As companies battle to capture parts of this enormous industry, architects are finding themselves at the mercy of these larger changes in the economy. Many firms I’ve spoken with are unfazed, seeing their work as distinct to these new ventures. But others expressed real concern that they are losing work and employees to well-funded newcomers.
Some AEC companies have seized the opportunity to start their own business offshoots. New York–based Thornton Tomasetti launched TTWiiN, a discrete incubator that has partnered with venture capitalists to commercialize the firm’s innovations. In Amsterdam, UNStudio started UNSense, a startup aimed at “integrating sensorial adaptive design into architectural output.” And Philadelphia-based KieranTimberlake has tried productizing some internal tools, including Tally, a platform for calculating the environmental impact of building materials; Roast, a survey platform for measuring occupant comfort; and Pointelist, a sensor network for buildings.
Whether these efforts will succeed remains to be seen. Selling products has its own unique challenges when it comes marketing, product support, and finance. For a firm accustomed to billing services by the hour, it may be difficult to introduce and support a product-based revenue stream.
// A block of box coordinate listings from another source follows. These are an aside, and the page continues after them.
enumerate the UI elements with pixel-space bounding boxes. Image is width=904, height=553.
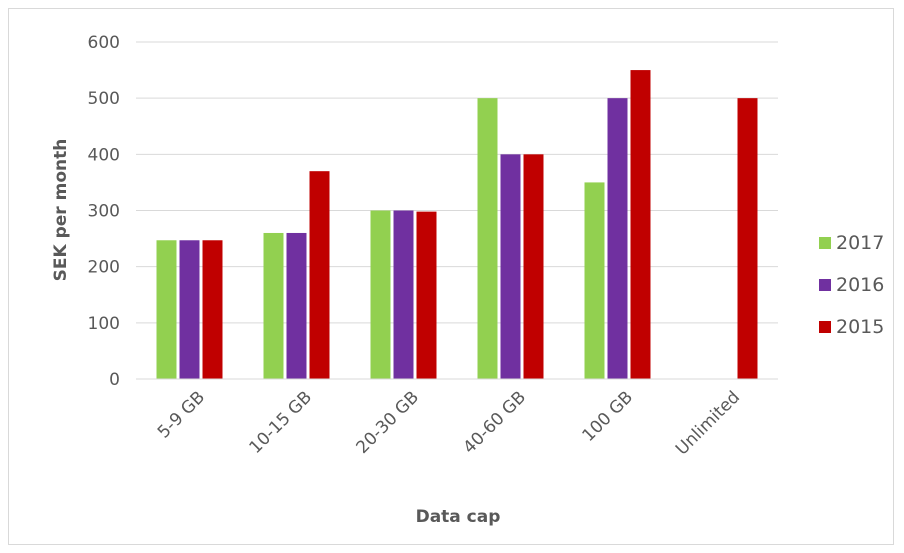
bar-2016-20-30GB: [393, 210, 414, 379]
legend-swatch: [819, 237, 831, 249]
bar-2015-20-30GB: [416, 211, 437, 379]
x-tick-label: 100 GB: [579, 387, 637, 445]
x-axis-ticks: 5-9 GB 10-15 GB 20-30 GB 40-60 GB 100 GB Unli…: [154, 387, 744, 459]
bar-2017-100GB: [584, 182, 605, 379]
bar-2017-5-9GB: [156, 240, 177, 379]
bars: [156, 70, 758, 380]
y-tick-label: 400: [88, 145, 120, 165]
legend-swatch: [819, 321, 831, 333]
bar-2016-40-60GB: [500, 154, 521, 379]
gridlines: [136, 41, 778, 324]
bar-2015-100GB: [630, 70, 651, 379]
bar-2015-Unlimited: [737, 98, 758, 380]
legend-swatch: [819, 279, 831, 291]
y-axis-title: SEK per month: [51, 139, 71, 282]
bar-2015-10-15GB: [309, 171, 330, 379]
legend-label: 2017: [836, 232, 884, 254]
y-tick-label: 100: [88, 314, 120, 334]
y-tick-label: 0: [109, 370, 120, 390]
y-tick-label: 600: [88, 33, 120, 53]
bar-2016-10-15GB: [286, 232, 307, 379]
bar-2015-40-60GB: [523, 154, 544, 379]
y-tick-label: 500: [88, 89, 120, 109]
bar-2016-5-9GB: [179, 240, 200, 379]
x-tick-label: 10-15 GB: [246, 387, 316, 457]
y-tick-label: 300: [88, 202, 120, 222]
x-tick-label: 40-60 GB: [460, 387, 530, 457]
legend-label: 2015: [836, 316, 884, 338]
bar-2016-100GB: [607, 98, 628, 380]
x-tick-label: 5-9 GB: [154, 387, 209, 442]
bar-2017-10-15GB: [263, 232, 284, 379]
bar-2017-20-30GB: [370, 210, 391, 379]
y-axis-ticks: 0 100 200 300 400 500 600: [88, 33, 120, 390]
bar-2017-40-60GB: [477, 98, 498, 380]
x-tick-label: Unlimited: [672, 387, 744, 459]
legend-label: 2016: [836, 274, 884, 296]
y-tick-label: 200: [88, 258, 120, 278]
bar-2015-5-9GB: [202, 240, 223, 379]
x-axis-title: Data cap: [416, 507, 501, 527]
legend: 2017 2016 2015: [819, 232, 884, 338]
x-tick-label: 20-30 GB: [353, 387, 423, 457]
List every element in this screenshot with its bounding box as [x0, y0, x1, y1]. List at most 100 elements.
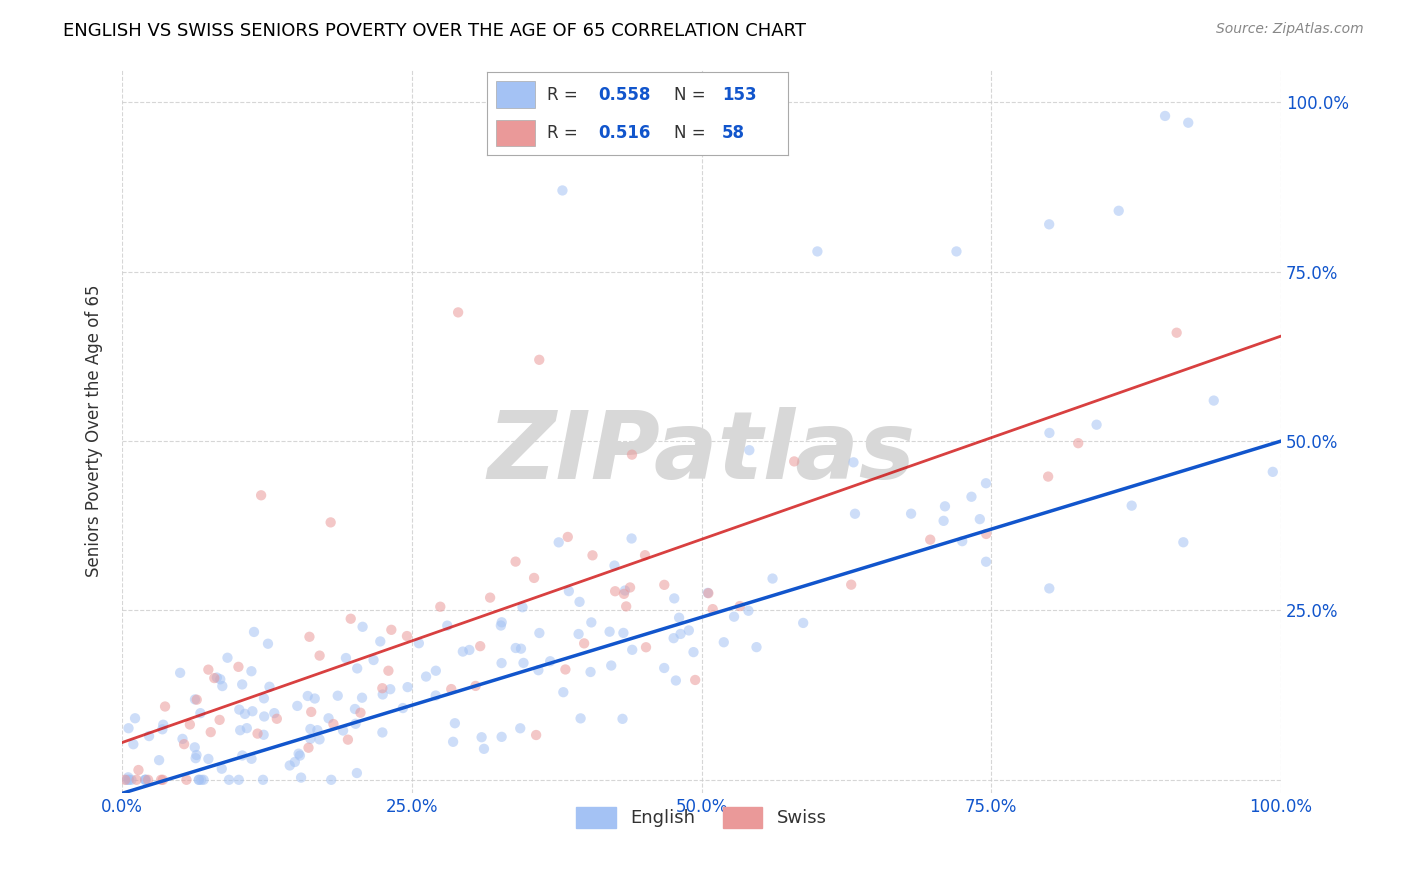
Text: ZIPatlas: ZIPatlas [488, 407, 915, 499]
Point [974, 527, 997, 541]
Point [669, 627, 692, 641]
Point [436, 618, 458, 632]
Point [950, 534, 973, 549]
Point [169, 665, 191, 680]
Point [505, 555, 527, 569]
Point [612, 626, 634, 640]
Point [288, 748, 311, 763]
Point [172, 731, 194, 746]
Point [1085, 417, 1108, 432]
Point [266, 712, 288, 726]
Point [368, 634, 391, 648]
Point [568, 595, 591, 609]
Point [236, 721, 259, 735]
Point [253, 691, 276, 706]
Point [346, 766, 368, 780]
Point [121, 772, 143, 787]
Point [380, 682, 402, 697]
Point [186, 747, 208, 762]
Point [285, 698, 308, 713]
Point [738, 443, 761, 458]
Point [380, 623, 402, 637]
Point [321, 772, 343, 787]
Point [259, 680, 281, 694]
Point [117, 721, 139, 735]
Point [568, 627, 591, 641]
Point [491, 615, 513, 630]
Point [538, 654, 561, 668]
Point [415, 669, 437, 683]
Point [444, 716, 467, 731]
Point [150, 723, 173, 737]
Point [512, 656, 534, 670]
Point [581, 615, 603, 630]
Point [150, 772, 173, 787]
Point [299, 705, 322, 719]
Point [350, 690, 373, 705]
Point [184, 751, 207, 765]
Point [737, 604, 759, 618]
Point [297, 689, 319, 703]
Point [363, 653, 385, 667]
Point [122, 737, 145, 751]
Point [529, 626, 551, 640]
Point [470, 639, 492, 653]
Point [761, 572, 783, 586]
Point [326, 689, 349, 703]
Point [1108, 203, 1130, 218]
Point [253, 709, 276, 723]
Point [197, 663, 219, 677]
Point [569, 711, 592, 725]
Point [124, 711, 146, 725]
Point [190, 706, 212, 721]
Point [253, 728, 276, 742]
Point [184, 740, 207, 755]
Point [557, 530, 579, 544]
Point [634, 640, 657, 655]
Point [1121, 499, 1143, 513]
Point [395, 629, 418, 643]
Point [173, 737, 195, 751]
Point [187, 772, 209, 787]
Point [1166, 326, 1188, 340]
Point [240, 665, 263, 679]
Point [614, 599, 637, 614]
Point [287, 747, 309, 761]
Point [783, 454, 806, 468]
Legend: English, Swiss: English, Swiss [569, 800, 834, 835]
Point [512, 600, 534, 615]
Point [179, 717, 201, 731]
Point [344, 716, 367, 731]
Point [969, 512, 991, 526]
Point [118, 772, 141, 787]
Point [1173, 535, 1195, 549]
Point [529, 352, 551, 367]
Point [371, 681, 394, 696]
Point [612, 712, 634, 726]
Point [152, 717, 174, 731]
Point [228, 703, 250, 717]
Point [233, 706, 256, 721]
Point [1038, 582, 1060, 596]
Point [900, 507, 922, 521]
Point [665, 673, 688, 688]
Point [349, 706, 371, 720]
Point [603, 558, 626, 573]
Point [153, 699, 176, 714]
Point [135, 772, 157, 787]
Point [581, 549, 603, 563]
Point [284, 755, 307, 769]
Point [945, 244, 967, 259]
Point [371, 725, 394, 739]
Point [371, 688, 394, 702]
Point [211, 762, 233, 776]
Point [205, 671, 228, 685]
Point [464, 679, 486, 693]
Point [440, 682, 463, 697]
Point [297, 740, 319, 755]
Point [125, 772, 148, 787]
Point [728, 599, 751, 613]
Point [491, 656, 513, 670]
Point [842, 455, 865, 469]
Point [1067, 436, 1090, 450]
Meanwhile, some academics sense change is in the air and are preparing their students for the new reality. At Yale University, Phil Bernstein, FAIA, teaches a course that challenges students to devise an architecture firm that creates profit through something other than fixed or hourly fees. MIT’s School of Architecture and Planning has started DesignX, an incubator that helps students and faculty launch business ventures related to the built environment. Courses teaching students to write business plans and launch startups can seem dull compared to the conventional Instagram-ready curricula, but they offer skills that are as central to the future of our profession as any aesthetic innovation.
Mission Versus Money
Overall, it’s a good time to be an architect—but a precarious time to own an architecture firm. Architects have more opportunities than ever to branch out, start companies with new business models, and join organizations outside the industry with better working conditions.
Architecture firms, however, have a lot hanging in the balance. Small boutique firms are likely immune from most of these changes, the same way bespoke tailors survive in a world of mass-produced fashion. Larger firms are more likely to face headwinds, particularly in sectors where they face well-funded competitors that are willing to lose money to gain market share.
The onslaught of outsiders eyeing architecture is significant. In the canon of architecture, the heroic catalyst of change has been designers: Frank Lloyd Wright conjuring the prairie house, Denise Scott Brown, Hon. FAIA, and Robert Venturi giving us permission to love Las Vegas and Postmodernism. In the future, the new agents of change may be consigned to nameless venture capitalists and indomitable tech giants.
Daniel Davis is a regular columnist for ARCHITECT. His views and conclusions are not necessarily those of ARCHITECT magazine nor of The American Institute of Architects.
Note: This article has been corrected since first publication to state that Robert McNeel & Associates found itself among a dozen 2D drafting companies in the early 1990s.